The Koh Ker complex is along a trail that is about 3 kilometers long. The first temple, Neang Khmao sits atop a small hill on the east side of the trail. The temple, which faces west toward Angkor city, is made of sandstone. It is 20 meters high and divided into three decks. The temple is surrounded by a laterite rampart, 44 meters square and 2 meters high. The rampart has only two openings; one on the east side, and another on the west. The temple once housed lingam and yoni, but only yoni remains. The lintel sculpture has been damaged, but otherwise, most of the temple is in good condition, while nearly three-quarters of the rampart is good condition.

Pram Temple:

About 700 to 800 meters north of Neang Khmao temple is another temple called Pram Temple. Constructed of laterite and sandstone, it sits on a small hill surrounded by bushes that block the lingam and the lintel. The main body of the temple is in good condition.

Chen Temple:

Farther down the trail is a three-peak temple made of laterite and sandstone. It faces east and is called Chen temple. Inside the temple there is a piece of lingam and remnants of a statue of King Jayavarman IV. A sculpture of garuda’s head on the south lintel is missing. The temple is overgrown by forest.

Preng Well:

About 800 to 9—meters farther, there is the Preng well, which is similar to a pond. Surrounded by stone, it is 20 meters square. The terrace is about 8 centimeters high. The water in the pond is clear. And a nearby tree provides shade for weary visitors looking for a place to relax.

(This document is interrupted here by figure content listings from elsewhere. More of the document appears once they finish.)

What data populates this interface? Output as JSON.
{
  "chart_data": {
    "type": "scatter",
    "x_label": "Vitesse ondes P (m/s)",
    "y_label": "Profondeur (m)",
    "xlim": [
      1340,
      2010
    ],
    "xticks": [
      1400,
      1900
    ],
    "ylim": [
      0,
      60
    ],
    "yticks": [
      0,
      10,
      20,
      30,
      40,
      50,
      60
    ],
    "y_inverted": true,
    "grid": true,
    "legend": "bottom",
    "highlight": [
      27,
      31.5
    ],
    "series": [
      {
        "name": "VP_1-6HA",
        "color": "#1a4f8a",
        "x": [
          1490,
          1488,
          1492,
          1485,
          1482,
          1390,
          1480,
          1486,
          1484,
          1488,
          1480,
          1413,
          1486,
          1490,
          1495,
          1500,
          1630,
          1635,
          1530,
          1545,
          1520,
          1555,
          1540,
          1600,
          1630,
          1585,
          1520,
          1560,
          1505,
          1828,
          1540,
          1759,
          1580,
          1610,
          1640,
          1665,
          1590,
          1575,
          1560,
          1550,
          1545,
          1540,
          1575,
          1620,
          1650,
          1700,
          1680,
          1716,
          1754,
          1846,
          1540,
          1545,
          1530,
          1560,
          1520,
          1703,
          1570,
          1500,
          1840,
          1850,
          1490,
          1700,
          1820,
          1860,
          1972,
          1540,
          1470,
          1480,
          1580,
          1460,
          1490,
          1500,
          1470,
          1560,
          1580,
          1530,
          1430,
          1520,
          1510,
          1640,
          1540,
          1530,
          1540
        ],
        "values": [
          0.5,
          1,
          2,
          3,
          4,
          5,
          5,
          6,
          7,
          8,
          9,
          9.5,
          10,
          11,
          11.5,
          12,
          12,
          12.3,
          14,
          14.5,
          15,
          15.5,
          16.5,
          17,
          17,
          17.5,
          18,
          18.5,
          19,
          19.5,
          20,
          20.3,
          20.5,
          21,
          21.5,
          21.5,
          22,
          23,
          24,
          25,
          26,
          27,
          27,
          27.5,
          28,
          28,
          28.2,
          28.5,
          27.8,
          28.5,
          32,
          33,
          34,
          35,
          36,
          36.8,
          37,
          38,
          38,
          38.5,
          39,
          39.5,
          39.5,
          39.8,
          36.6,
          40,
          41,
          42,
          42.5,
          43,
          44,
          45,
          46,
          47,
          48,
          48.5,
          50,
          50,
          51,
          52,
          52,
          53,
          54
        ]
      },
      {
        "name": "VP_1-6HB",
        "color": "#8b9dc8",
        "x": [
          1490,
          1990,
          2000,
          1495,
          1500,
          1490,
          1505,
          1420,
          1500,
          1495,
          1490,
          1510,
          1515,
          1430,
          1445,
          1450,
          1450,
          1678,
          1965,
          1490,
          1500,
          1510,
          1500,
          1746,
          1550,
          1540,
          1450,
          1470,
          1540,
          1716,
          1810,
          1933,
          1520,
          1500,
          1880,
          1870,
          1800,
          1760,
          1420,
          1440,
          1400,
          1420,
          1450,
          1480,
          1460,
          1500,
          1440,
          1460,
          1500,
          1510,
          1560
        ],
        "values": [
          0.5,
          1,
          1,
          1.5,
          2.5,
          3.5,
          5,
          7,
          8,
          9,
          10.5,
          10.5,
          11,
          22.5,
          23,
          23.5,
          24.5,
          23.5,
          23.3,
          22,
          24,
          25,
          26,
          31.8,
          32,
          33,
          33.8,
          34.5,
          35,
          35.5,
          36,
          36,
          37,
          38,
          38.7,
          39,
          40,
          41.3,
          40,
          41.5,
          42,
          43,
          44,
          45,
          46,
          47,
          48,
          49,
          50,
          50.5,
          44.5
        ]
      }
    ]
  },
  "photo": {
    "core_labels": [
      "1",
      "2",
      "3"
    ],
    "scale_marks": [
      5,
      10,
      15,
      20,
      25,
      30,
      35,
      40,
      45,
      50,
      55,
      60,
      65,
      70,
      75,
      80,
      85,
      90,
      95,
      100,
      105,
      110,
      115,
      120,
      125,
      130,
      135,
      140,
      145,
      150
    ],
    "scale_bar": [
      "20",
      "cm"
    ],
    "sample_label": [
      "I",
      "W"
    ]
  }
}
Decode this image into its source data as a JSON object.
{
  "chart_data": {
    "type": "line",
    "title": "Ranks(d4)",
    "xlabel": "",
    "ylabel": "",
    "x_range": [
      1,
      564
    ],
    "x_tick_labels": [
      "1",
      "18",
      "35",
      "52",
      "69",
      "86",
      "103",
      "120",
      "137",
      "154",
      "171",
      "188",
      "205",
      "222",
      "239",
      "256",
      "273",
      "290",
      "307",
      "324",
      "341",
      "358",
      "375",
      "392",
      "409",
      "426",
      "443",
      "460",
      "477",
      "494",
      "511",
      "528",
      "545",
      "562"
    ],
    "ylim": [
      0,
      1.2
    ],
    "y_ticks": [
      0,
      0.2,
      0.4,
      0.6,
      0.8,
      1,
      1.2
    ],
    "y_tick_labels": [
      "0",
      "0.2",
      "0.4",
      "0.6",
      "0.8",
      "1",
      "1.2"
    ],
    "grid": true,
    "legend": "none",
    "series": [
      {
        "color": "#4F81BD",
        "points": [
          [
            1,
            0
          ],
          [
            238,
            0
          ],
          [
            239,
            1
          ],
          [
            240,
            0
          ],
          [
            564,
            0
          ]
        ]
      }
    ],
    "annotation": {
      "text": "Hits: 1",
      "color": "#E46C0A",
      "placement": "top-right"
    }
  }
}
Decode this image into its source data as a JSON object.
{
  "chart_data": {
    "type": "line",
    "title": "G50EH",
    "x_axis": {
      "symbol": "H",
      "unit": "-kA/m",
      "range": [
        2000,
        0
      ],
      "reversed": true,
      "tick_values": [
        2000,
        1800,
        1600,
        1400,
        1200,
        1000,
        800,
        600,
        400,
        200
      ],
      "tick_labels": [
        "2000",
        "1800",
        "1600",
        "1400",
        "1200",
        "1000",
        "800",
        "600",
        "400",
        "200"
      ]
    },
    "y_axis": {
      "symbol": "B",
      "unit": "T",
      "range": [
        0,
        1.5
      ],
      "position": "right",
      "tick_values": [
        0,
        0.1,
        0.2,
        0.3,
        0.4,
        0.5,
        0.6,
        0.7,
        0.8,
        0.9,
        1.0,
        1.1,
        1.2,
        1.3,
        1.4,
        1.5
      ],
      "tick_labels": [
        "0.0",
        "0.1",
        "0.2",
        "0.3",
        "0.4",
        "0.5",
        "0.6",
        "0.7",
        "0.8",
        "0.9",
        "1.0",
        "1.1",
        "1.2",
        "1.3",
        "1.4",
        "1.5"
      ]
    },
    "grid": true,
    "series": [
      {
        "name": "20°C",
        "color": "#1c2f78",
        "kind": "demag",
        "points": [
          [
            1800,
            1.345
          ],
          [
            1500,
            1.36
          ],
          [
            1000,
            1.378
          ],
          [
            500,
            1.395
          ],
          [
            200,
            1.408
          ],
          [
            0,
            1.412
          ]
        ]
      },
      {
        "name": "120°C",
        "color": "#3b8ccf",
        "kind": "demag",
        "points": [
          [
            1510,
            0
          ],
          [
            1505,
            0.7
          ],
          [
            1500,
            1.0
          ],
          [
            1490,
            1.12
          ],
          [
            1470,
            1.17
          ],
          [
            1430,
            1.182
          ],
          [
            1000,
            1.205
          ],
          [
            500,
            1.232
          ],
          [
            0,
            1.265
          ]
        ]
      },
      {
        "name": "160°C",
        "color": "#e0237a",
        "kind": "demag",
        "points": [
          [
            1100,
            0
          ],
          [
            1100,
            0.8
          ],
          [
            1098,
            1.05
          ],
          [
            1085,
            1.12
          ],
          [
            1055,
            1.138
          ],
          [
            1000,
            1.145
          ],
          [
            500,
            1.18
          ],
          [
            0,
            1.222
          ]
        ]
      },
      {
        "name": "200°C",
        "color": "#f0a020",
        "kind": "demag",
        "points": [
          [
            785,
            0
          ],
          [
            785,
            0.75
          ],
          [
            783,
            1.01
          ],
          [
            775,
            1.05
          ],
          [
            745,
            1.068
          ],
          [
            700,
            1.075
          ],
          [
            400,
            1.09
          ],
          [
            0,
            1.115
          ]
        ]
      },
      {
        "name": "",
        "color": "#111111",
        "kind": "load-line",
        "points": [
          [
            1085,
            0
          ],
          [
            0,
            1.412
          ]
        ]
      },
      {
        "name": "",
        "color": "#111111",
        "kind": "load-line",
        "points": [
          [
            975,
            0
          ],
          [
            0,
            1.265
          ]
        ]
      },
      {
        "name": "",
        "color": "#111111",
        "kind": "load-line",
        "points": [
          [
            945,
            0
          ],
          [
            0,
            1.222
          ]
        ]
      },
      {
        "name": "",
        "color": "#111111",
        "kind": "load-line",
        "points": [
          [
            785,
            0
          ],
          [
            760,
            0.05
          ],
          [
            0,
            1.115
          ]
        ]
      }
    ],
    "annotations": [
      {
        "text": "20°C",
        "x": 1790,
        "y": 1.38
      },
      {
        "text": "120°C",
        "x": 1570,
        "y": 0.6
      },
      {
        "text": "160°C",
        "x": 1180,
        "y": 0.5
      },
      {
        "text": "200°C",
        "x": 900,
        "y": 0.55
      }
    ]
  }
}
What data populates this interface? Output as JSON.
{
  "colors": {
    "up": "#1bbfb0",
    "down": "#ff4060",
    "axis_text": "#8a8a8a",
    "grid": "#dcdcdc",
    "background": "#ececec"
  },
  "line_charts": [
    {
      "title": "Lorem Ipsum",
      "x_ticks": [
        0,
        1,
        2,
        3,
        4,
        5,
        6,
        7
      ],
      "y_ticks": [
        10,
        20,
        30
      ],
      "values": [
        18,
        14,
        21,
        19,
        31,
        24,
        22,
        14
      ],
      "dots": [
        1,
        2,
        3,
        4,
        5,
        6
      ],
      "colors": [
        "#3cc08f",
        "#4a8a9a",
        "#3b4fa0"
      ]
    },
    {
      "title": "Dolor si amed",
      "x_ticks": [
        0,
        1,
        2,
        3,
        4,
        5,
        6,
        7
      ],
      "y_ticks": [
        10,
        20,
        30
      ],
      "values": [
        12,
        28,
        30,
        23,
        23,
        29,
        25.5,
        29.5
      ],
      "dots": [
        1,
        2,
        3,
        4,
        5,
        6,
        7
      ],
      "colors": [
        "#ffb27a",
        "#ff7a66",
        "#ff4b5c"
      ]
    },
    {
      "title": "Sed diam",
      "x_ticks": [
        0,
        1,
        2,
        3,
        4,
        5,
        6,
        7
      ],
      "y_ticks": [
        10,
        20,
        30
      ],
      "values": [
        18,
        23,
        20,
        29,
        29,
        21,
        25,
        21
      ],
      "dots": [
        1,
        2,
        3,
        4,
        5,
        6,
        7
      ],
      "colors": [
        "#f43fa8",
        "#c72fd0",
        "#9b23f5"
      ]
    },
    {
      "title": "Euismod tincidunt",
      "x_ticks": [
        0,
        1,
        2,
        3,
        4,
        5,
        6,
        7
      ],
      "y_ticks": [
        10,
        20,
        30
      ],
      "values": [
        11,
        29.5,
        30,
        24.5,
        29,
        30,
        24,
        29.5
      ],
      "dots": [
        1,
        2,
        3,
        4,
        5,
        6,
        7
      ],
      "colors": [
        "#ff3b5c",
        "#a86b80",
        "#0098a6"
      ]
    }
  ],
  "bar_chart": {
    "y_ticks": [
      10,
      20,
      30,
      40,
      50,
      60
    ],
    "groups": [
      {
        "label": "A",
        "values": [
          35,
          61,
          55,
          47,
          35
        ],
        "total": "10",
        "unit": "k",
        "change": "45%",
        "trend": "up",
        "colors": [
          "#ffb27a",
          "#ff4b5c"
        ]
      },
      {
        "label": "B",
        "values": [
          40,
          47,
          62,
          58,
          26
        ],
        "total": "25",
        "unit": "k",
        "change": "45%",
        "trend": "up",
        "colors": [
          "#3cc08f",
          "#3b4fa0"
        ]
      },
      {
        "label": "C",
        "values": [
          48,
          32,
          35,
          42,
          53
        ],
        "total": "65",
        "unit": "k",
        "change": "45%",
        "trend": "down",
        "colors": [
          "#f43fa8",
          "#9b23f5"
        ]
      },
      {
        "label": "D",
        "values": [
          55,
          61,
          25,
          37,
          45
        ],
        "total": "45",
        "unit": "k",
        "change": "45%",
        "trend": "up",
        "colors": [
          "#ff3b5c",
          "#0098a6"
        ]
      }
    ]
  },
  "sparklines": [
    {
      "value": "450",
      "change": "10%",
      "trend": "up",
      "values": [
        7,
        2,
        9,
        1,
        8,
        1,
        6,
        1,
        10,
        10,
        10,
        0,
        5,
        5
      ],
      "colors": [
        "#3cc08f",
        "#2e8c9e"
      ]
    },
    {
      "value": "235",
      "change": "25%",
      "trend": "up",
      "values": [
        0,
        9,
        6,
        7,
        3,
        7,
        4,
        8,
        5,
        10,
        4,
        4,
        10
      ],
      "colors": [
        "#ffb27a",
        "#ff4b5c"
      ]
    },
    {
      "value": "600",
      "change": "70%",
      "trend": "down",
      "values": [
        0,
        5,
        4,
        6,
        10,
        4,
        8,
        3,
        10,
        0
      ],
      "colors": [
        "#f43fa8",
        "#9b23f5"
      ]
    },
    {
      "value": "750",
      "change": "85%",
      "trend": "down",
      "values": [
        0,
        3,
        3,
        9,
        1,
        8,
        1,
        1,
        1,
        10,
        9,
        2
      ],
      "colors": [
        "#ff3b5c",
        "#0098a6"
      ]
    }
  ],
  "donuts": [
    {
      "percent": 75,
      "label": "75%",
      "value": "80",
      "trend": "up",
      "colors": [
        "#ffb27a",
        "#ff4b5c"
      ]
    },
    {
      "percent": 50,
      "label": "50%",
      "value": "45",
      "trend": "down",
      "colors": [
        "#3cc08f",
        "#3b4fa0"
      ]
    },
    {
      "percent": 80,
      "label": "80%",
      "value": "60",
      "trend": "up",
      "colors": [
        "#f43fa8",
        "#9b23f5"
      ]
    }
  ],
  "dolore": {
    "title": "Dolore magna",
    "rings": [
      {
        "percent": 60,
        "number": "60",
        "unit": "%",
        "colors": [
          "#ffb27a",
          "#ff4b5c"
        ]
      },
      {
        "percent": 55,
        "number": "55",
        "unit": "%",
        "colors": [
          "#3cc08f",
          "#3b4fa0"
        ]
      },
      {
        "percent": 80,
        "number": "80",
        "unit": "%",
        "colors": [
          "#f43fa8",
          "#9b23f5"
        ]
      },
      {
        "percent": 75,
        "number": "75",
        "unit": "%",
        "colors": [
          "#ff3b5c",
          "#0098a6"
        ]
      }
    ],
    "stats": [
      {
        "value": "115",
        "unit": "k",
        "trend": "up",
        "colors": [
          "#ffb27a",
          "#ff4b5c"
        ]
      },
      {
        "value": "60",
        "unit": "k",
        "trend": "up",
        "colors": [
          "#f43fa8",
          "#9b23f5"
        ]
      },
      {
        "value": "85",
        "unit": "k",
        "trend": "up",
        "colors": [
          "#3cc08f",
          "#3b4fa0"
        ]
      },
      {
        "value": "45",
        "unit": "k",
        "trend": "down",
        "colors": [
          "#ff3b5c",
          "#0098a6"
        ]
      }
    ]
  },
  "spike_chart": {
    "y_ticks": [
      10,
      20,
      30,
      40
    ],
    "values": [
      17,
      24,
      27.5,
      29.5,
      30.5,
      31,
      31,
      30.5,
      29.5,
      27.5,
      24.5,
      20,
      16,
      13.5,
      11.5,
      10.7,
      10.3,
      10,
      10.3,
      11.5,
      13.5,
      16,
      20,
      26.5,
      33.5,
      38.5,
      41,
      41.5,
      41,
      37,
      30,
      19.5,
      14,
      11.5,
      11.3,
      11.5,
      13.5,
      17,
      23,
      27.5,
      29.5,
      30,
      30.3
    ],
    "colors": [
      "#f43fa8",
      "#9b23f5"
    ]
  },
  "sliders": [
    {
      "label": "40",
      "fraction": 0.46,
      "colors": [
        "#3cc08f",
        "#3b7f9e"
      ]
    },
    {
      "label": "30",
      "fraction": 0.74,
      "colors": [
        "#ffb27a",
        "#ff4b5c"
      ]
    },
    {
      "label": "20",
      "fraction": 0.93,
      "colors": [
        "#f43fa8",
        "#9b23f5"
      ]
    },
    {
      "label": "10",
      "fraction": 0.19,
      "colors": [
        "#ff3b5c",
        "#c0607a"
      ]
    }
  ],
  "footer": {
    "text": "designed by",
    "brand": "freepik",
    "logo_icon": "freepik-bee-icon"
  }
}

Rampart of Koh Ker temple:

Another temple or Gopura is made of sandstone and has a sculpture of lotus petals on the temple fronton. Although the door frame is damaged, most of the temple is in good condition. A Shiva lingam that once was housed inside has been looted.

Prang Temple:

Prang temple is constructed of sandstone and bricks. There are five separate parts of this temple. About 70 percent of the temple is still standing.

Krahom Temple:

About 10 meters farther is Krahom temple (the red temple). Constructed of brick and shaped like a seven-level pyramid, the temple is decorated with a 20-meter-tall sculpture of lotus petals. Inside the temple, there is a 3-meter-tall statue of Shiva with eight arms and four heads. The statue is supported by a 1-square-meter base. The statue is seriously damaged, only some parts remain.

Khmao Temple

Farther down is Khmao temple. On the wall and door frame of the temple, there is a partially damaged inscription. Near the temple is a rampart gateway to Kampiang temple. The gateway is a 2-meter staircase. Some sculptures of lotus petals, seven-headed nagas and garudas remain.

Koh Ker Temple:

About 300 meters farther to the west is Kampiang or Koh Ker temple. From a distance, the temple looks like a small hill, because it is covered by forest. Up close, however, it is accually a 35-meter-high stupa made of sandstone. It has seven levels, each level about 5 meters above the other. Each deck has a 2-meter-wide terrace, and there is a 55-step staircase to the top. At the top of the temple, there are large statues of garudas supporting Shiva lingam Treypuvanesvara. Nearby, there is a 4-meter square well, now completely covered by grass. According to local villagers, if a coconut is dropped into this well, it will appear in the pond near Neang Khmao temple. There is vegetation growing on top of the temple, and from there visitors have an excellent view of the surrounding landscape, in particular, Phnom Dangrek, Phnom Tbeng, and Kulen district.

 

To the north of Koh Ker temple is another temple, Damrei Sar temple, but it is heavily damaged. To the northeast, is lingam temple. This temple once housed three Shiva lingams, but some are now damaged.